Here’s what our code does:

  1. Open the file for the scenario with the “good” fields-to-show list and build a Python list with each line of the file in a separate element of the list. It’s called copyFileLinesList.
    • Note that there are double backslashes in the folder.
    • The backslash is special when typing text in Python, so you have to put two of them in a row to indicate a single backslash.
  2. Do some fancy code that grabs the “indices” (line numbers, with the first line of the file being 0) of the first occurrences, each, of our opening and closing STD_FieldToShow tags. We save these as copyFromBegIndex and copyFromEndIndex.
  3. Extract the relevant sublist of “lines of the file” and save it as copiedSublist.
  4. Loop over all scenario files in the same folder that our “good” file came from, skipping our “good” file.
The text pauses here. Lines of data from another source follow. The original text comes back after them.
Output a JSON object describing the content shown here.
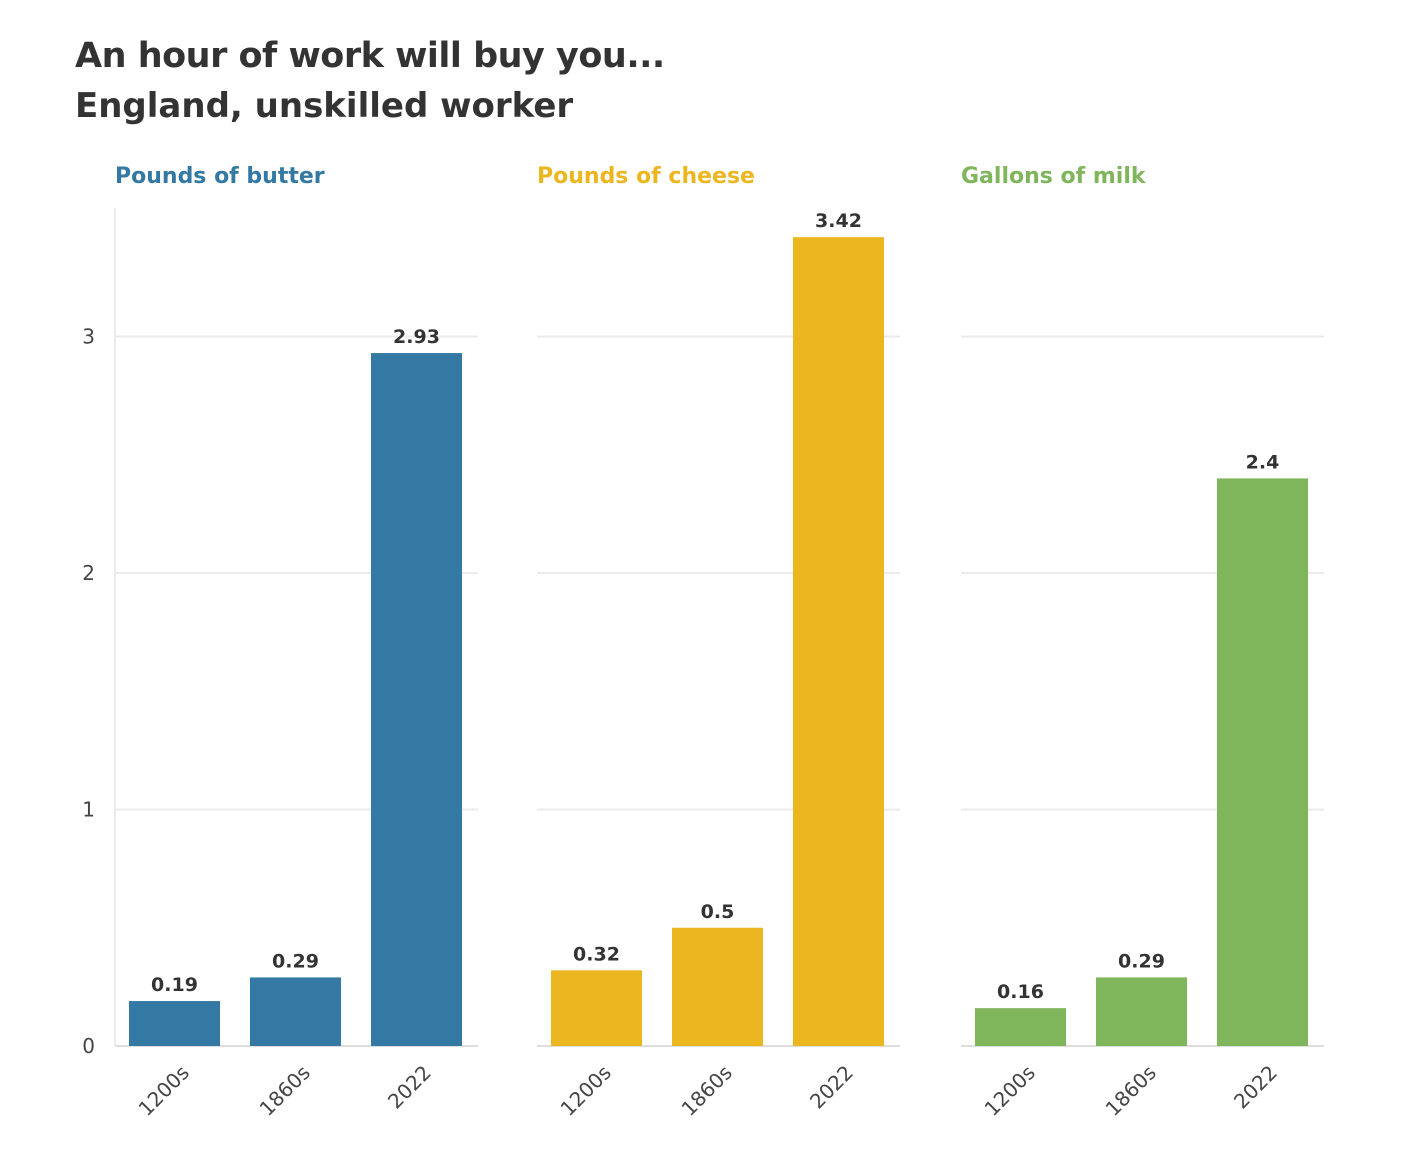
{
  "title": "An hour of work will buy you...",
  "subtitle": "England, unskilled worker",
  "chart_data": [
    {
      "type": "bar",
      "title": "Pounds of butter",
      "color": "#3379a3",
      "categories": [
        "1200s",
        "1860s",
        "2022"
      ],
      "values": [
        0.19,
        0.29,
        2.93
      ],
      "value_labels": [
        "0.19",
        "0.29",
        "2.93"
      ],
      "ylim": [
        0,
        3.5
      ],
      "y_ticks": [
        "0",
        "1",
        "2",
        "3"
      ],
      "grid": true
    },
    {
      "type": "bar",
      "title": "Pounds of cheese",
      "color": "#ecb621",
      "categories": [
        "1200s",
        "1860s",
        "2022"
      ],
      "values": [
        0.32,
        0.5,
        3.42
      ],
      "value_labels": [
        "0.32",
        "0.5",
        "3.42"
      ],
      "ylim": [
        0,
        3.5
      ],
      "grid": true
    },
    {
      "type": "bar",
      "title": "Gallons of milk",
      "color": "#80b65b",
      "categories": [
        "1200s",
        "1860s",
        "2022"
      ],
      "values": [
        0.16,
        0.29,
        2.4
      ],
      "value_labels": [
        "0.16",
        "0.29",
        "2.4"
      ],
      "ylim": [
        0,
        3.5
      ],
      "grid": true
    }
  ]
}
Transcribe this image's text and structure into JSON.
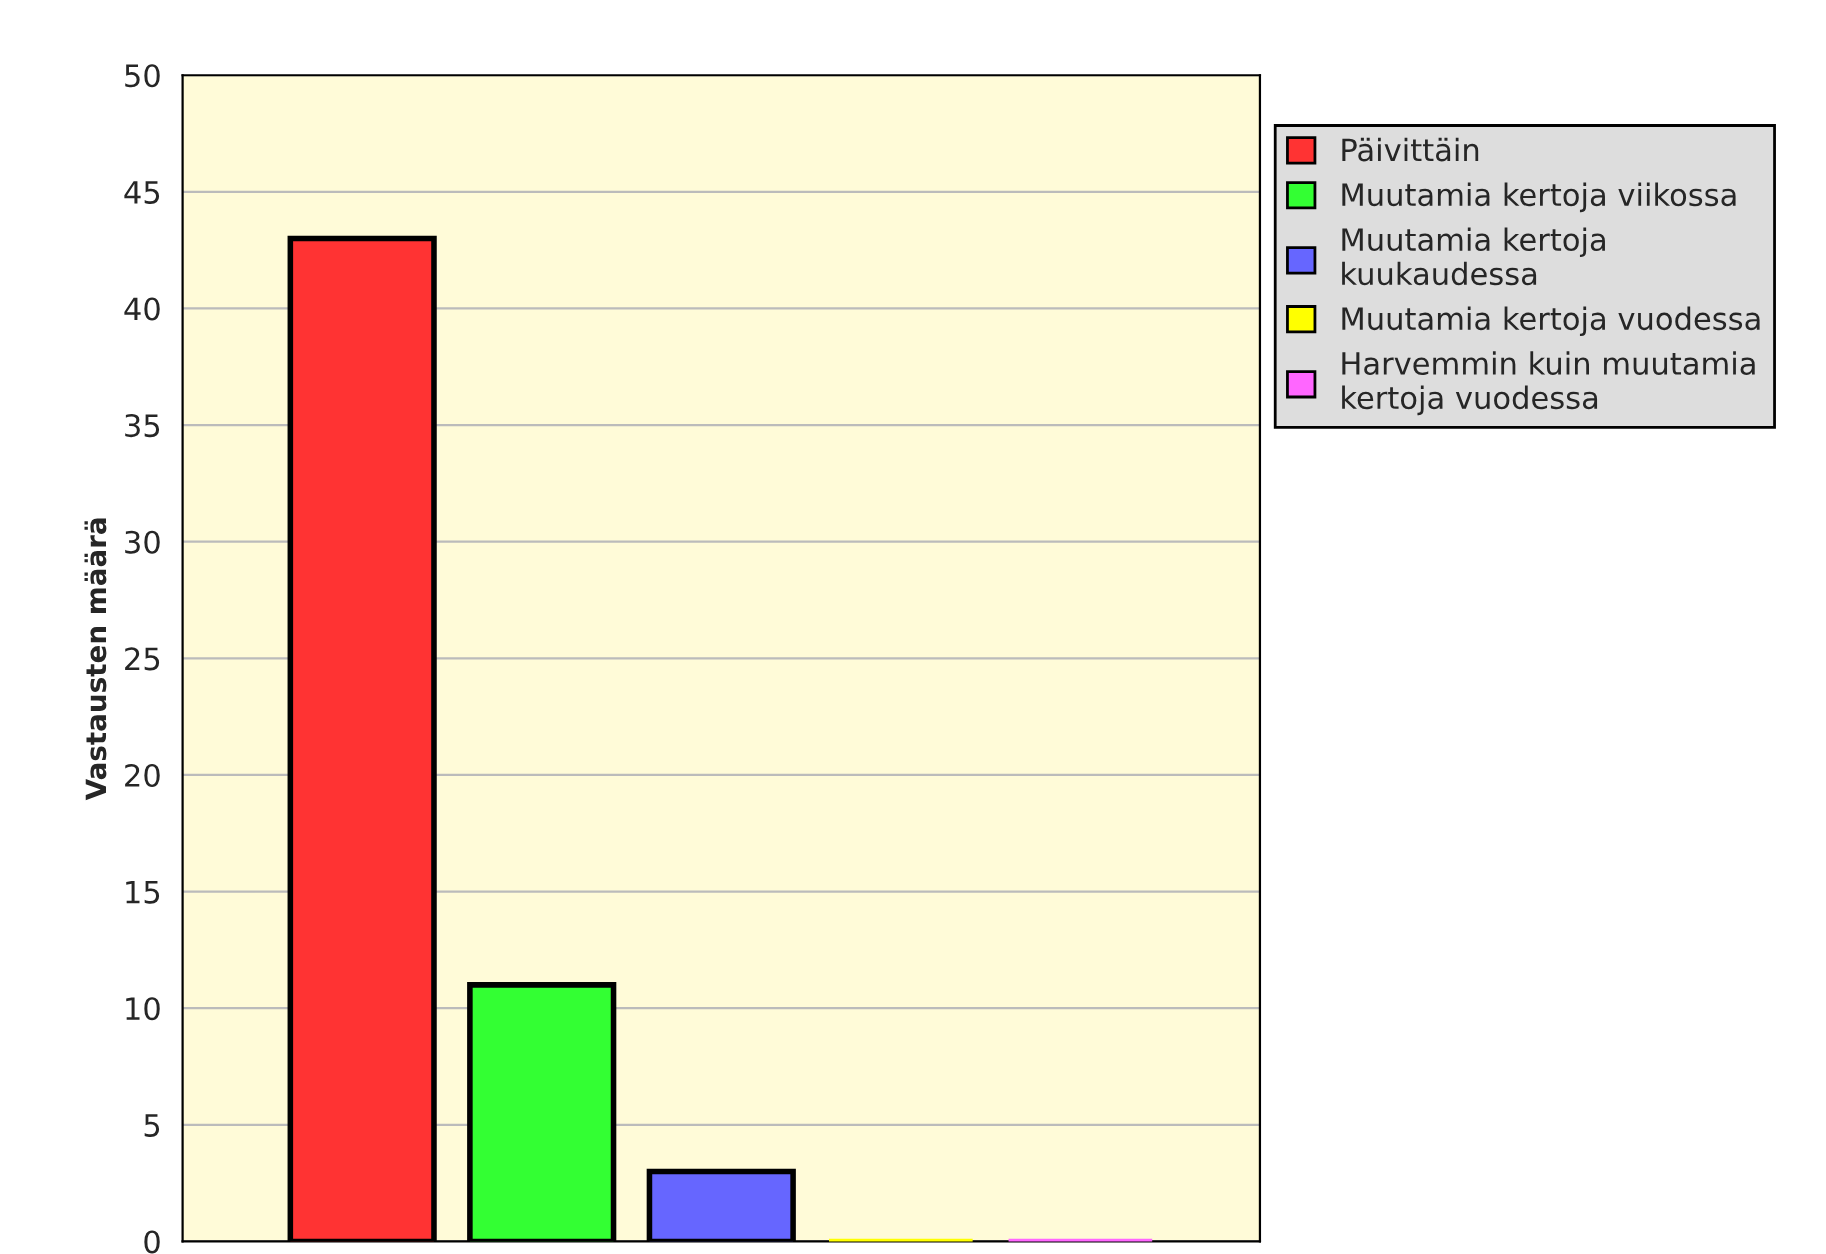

Within this loop, for each file:
    • Do similar fancy code to grab the start/end position “indices” of the first STD_FieldToShow element and call them pasteOverBegIndex / pasteOverEndIndex.
    • Extract a sublist of “lines of the file that needs editing” that come before our “block to replace” and save it as pasteHereFirstSublist.
    • Extract a sublist of “lines of the file that needs editing” that come after our “block to replace” and save it as pasteHereLastSublist.
    • Build a new list called pasteHereNewList that’s the concatenation of pasteHereFirstSublist, copiedSublist , and pasteHereLastSublist. (See what I did there??!!)
    • Write pasteHereNewList to disk as a new file in a different folder (being careful not to overwrite the actual file we’re “editing,” so we have a chance to proofread manually).

Code

And here’s the code itself:

import os

scenariosfolder = 'c:\\example\\DemandToolsData\\Scenarios\\Contact\\'
outputfolder = 'c:\\example\\myoutput\\'
filetocopy = 'ILoveThisScenario.STDxml'
openTagText = '<STD_FieldToShow'
closeTagText = '</STD_FieldToShow'

with open(scenariosfolder + filetocopy, 'r') as f:
    copyFileLinesList = f.readlines()

copyFromBegIndex = next((index for index,lineContents in enumerate(copyFileLinesList) if openTagText in lineContents)) # https://stackoverflow.com/a/40722453 and https://stackoverflow.com/a/9868665
copyFromEndIndex = next((index for index,lineContents in enumerate(copyFileLinesList) if closeTagText in lineContents))
copiedSublist = copyFileLinesList[copyFromBegIndex:copyFromEndIndex+1] # https://stackoverflow.com/a/3451199

for filename in os.listdir(scenariosfolder):
    if filename.lower().endswith('.stdxml') and f != filetocopy:
        with open(scenariosfolder + filename) as f:
            pasteFileLinesList = f.readlines()
        pasteOverBegIndex = next((index for index,lineContents in enumerate(pasteFileLinesList) if openTagText in lineContents))
        pasteOverEndIndex = next((index for index,lineContents in enumerate(pasteFileLinesList) if closeTagText in lineContents))
        pasteHereFirstSublist = pasteFileLinesList[:pasteOverBegIndex]
        pasteHereLastSublist = pasteFileLinesList[pasteOverEndIndex+1:]
        pasteHereNewList = pasteHereFirstSublist + copiedSublist + pasteHereLastSublist
        with open(outputfolder + filename, 'w') as out_f:
            out_f.writelines(pasteHereNewList)
            #for x in pasteHereNewList: # https://stackoverflow.com/a/899176
                #out_f.write("%s\n" % x) # https://stackoverflow.com/a/899176

Troubleshooting

If the output files are “smooshed” into a single line, try “commenting out” the third-to-last line of code with a # at the beginning of the line and “un-commenting” the last two lines of code by removing their leading # symbols and running it again.